Every year certain parts of the world get the wonderful experience of snow. While snow is beautiful, it can be dangerous especially on the roads. In order to keep the roads safe, we use brine and salt to melt the ice and snow off of the road. However, this comes with some side effects, one of which is the “masculising” of frogs. Masculising is the sex reversal of female frogs to male frogs during the early stages of development and can be detrimental to certain frog populations that are already facing extinction.
According to researchers at Yale, the “naturally occurring chemicals in de-icing substances, including sodium chloride, is altering the sex of female frogs during development” and can even “reduce frog populations by as much as 10%.” (Wilks-Harper, 2016) In just this year, the UK will use over one million tons of road grit and they have an additional 383,000 tons in an emergency reserve. Sadly, this practice “places doubts on the sustainability of frog populations, that are already under immense pressures” as “a third of amphibian and frog species globally are threatened with extinction and in the UK, frog populations are increasingly depending on garden ponds for their habitat.
” (Wilks-Harper, 2016) Although more research will need to be done in this topic, we can already see some consequences of our actions.
The main problem posed in this article is that our road gritting practices are changing the sex of frogs from female to male, leading to a larger population of male frogs and this in turn, is leading to a decrease in their population.

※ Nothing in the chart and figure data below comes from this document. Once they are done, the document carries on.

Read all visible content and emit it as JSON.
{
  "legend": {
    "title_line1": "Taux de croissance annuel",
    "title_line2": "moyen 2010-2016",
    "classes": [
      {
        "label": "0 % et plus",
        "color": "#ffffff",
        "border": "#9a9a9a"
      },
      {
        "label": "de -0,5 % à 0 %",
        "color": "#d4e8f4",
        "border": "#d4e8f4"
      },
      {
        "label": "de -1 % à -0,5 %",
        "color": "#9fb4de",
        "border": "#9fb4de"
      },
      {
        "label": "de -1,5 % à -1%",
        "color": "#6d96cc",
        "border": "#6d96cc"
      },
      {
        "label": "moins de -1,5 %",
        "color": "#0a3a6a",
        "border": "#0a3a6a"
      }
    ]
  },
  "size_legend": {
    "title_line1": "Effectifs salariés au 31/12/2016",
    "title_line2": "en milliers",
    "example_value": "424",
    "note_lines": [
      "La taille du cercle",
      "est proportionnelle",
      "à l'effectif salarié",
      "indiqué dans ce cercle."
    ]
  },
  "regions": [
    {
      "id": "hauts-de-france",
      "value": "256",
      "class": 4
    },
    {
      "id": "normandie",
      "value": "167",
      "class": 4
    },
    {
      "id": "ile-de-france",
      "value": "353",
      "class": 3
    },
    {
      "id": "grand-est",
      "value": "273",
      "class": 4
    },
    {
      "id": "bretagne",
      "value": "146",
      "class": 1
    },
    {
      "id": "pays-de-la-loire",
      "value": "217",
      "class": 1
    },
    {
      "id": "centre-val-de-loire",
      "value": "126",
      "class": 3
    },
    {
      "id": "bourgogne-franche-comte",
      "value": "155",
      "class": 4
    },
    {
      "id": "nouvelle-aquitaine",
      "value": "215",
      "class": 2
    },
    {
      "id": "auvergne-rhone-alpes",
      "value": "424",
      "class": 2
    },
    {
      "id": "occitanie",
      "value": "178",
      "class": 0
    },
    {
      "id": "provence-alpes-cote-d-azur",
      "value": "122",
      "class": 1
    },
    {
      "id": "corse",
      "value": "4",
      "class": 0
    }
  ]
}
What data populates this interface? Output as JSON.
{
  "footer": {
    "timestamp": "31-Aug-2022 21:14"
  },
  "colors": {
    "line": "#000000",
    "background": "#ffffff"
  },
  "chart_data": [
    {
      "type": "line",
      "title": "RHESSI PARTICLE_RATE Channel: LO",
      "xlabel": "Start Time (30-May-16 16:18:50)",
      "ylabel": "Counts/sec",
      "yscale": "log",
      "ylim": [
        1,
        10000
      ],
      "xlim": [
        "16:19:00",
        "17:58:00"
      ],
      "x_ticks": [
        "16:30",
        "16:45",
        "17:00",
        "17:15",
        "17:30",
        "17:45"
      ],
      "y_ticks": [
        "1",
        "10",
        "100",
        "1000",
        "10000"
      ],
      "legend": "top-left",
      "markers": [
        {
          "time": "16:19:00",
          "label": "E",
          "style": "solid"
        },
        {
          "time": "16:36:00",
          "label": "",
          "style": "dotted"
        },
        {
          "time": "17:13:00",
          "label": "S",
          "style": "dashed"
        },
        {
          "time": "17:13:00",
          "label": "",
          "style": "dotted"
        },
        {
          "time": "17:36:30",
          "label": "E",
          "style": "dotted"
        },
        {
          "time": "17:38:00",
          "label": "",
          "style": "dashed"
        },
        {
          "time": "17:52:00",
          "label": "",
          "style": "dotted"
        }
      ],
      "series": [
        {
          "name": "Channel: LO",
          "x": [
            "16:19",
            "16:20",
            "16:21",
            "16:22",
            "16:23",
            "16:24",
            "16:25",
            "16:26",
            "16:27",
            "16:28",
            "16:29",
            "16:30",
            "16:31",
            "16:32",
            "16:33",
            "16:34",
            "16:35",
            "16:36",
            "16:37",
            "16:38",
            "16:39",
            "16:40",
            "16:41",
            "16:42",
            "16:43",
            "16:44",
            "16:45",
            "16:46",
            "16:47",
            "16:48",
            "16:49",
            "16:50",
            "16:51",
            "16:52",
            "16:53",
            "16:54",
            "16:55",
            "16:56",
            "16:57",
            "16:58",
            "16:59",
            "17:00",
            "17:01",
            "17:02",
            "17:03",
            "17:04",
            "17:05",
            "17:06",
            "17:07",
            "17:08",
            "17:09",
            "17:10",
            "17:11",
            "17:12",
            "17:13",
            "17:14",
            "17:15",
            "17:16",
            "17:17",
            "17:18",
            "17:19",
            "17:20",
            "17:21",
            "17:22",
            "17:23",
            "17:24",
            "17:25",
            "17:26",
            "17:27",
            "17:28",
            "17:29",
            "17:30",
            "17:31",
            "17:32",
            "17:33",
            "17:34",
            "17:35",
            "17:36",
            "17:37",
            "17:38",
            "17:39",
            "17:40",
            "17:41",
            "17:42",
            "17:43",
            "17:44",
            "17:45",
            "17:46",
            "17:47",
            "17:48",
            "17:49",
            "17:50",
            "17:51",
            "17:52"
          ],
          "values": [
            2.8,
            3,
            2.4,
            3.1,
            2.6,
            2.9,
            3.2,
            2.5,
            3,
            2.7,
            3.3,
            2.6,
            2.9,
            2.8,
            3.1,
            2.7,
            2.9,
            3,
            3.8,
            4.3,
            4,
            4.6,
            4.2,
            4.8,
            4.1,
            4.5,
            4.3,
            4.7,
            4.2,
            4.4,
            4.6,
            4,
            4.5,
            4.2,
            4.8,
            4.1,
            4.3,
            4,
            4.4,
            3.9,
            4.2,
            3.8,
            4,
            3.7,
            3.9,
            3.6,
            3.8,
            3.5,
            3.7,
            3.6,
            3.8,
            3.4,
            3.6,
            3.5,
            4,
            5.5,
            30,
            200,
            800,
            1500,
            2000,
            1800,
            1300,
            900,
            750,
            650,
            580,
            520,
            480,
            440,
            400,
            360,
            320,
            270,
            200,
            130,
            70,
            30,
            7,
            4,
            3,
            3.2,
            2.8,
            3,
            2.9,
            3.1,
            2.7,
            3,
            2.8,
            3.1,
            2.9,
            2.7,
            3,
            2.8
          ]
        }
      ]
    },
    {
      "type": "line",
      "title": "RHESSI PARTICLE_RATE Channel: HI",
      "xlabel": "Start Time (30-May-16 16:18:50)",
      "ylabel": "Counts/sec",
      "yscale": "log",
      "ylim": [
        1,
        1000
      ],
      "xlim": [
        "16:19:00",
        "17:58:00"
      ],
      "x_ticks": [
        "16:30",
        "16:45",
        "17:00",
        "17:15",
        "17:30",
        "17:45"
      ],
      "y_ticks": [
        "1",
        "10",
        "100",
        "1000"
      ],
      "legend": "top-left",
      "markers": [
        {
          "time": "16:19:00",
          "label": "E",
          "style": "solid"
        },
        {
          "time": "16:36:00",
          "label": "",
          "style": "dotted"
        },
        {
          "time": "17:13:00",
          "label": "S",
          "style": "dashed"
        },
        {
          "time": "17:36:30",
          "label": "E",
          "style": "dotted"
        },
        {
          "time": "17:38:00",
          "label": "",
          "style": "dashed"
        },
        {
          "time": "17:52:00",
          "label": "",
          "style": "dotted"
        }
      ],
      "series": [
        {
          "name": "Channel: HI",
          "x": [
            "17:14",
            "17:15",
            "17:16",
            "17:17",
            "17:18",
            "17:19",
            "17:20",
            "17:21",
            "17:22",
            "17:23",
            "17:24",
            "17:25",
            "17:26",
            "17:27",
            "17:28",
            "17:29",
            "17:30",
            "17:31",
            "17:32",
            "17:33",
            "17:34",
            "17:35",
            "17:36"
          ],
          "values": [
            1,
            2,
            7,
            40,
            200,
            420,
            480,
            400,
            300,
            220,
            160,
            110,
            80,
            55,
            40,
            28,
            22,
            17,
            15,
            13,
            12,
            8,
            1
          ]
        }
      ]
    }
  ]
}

This is an issue because frogs and other amphibians play an ever important role in our ecosystem including cutting down on disease carrying bugs like mosquitos and flies. So while, technically, the frogs are the ones being hurt, all of us all over the world will suffer if we see a decrease in our frog population. With our heavy reliance on these amphibians to get rid of mosquitos that carry diseases like Zika and yellow fever, we may see a spike in these diseases if their populations continue to decrease. This may lead to a heavier and worse strain on our healthcare systems due to new patients who have contracted these diseases and specifically, in America with the election of a new president who wants to dismantle our current healthcare system, we may see some troubles with insurance that we have never seen in past, including if these diseases will be covered.
So while this all seems bad, a lot of people are benefiting. First, the people who travel these roads that are being gritted are benefiting quite a bit. Without this gritting, the roads would be extremely slick and would lead to many accidents and the lack of a work force or basic economy. If people can’t get anywhere, they can’t spend their money, which would cause a depression every year. By this claim, businesses would also benefit from the de-icing of roads since people will be able to show up to work and customers will buy their products. Finally, if done correctly, the government will also benefit from these business being open. This brings in tax dollars and should counteract the amount of money that is spent on the brine and salt used on the roads.
Since this is such a new finding, nothing is really being done about the problem, but we are researching it. We want to figure out why these chemicals are having this effect on the frogs, what is causing it to happen, what are the larger consequences, and what we can do about it. However, we have known for a while that these chemicals that we use to deice the roads is not good for the environment. According to the Pacific Northwest Pollution Prevention Resource Center, “chlorides resist break down in the environment and are corrosive to bridges, other metal structures, especially aluminum and to the metal parts of vehicles, especially underneath the car. Damage from salt corrosion costs the U.S. up to about $19 billion a year. Chloride also alters soil pH and dehydrates plants along roads, highways and parking lots. Increased salinity also threatens the health of drinking water supplies for humans and wildlife. Additionally, some compounds often used in conjunction with chlorides -such as certain metals and cyanide- worsen the negative impacts on surrounding ecosystems.” (Gaither & Philbrick, 2016) In order to combat all of these terrible consequences of deicing measures, researchers have already been trying to come up with alternative ways of deicing our roads including the use of tomato juice, sugar beet juice, pickle juice, and barley residue. While these have worked on small scales, researchers are unsure of how they will hold up to the toxic chemicals we currently use.
In conclusion, the deicing of roads in detrimental in many ways, including the sex reversal of female frogs to male frogs during the early stages of development. While this subject has not been researched in depth yet, we already know of its effects on the environment and therefore is just adding to the argument that something needs to be done. In order to try and fix the problem, researchers have already tried alternatives such as fruit and vegetable juices, but are unsure if they will work as well as these other chemicals.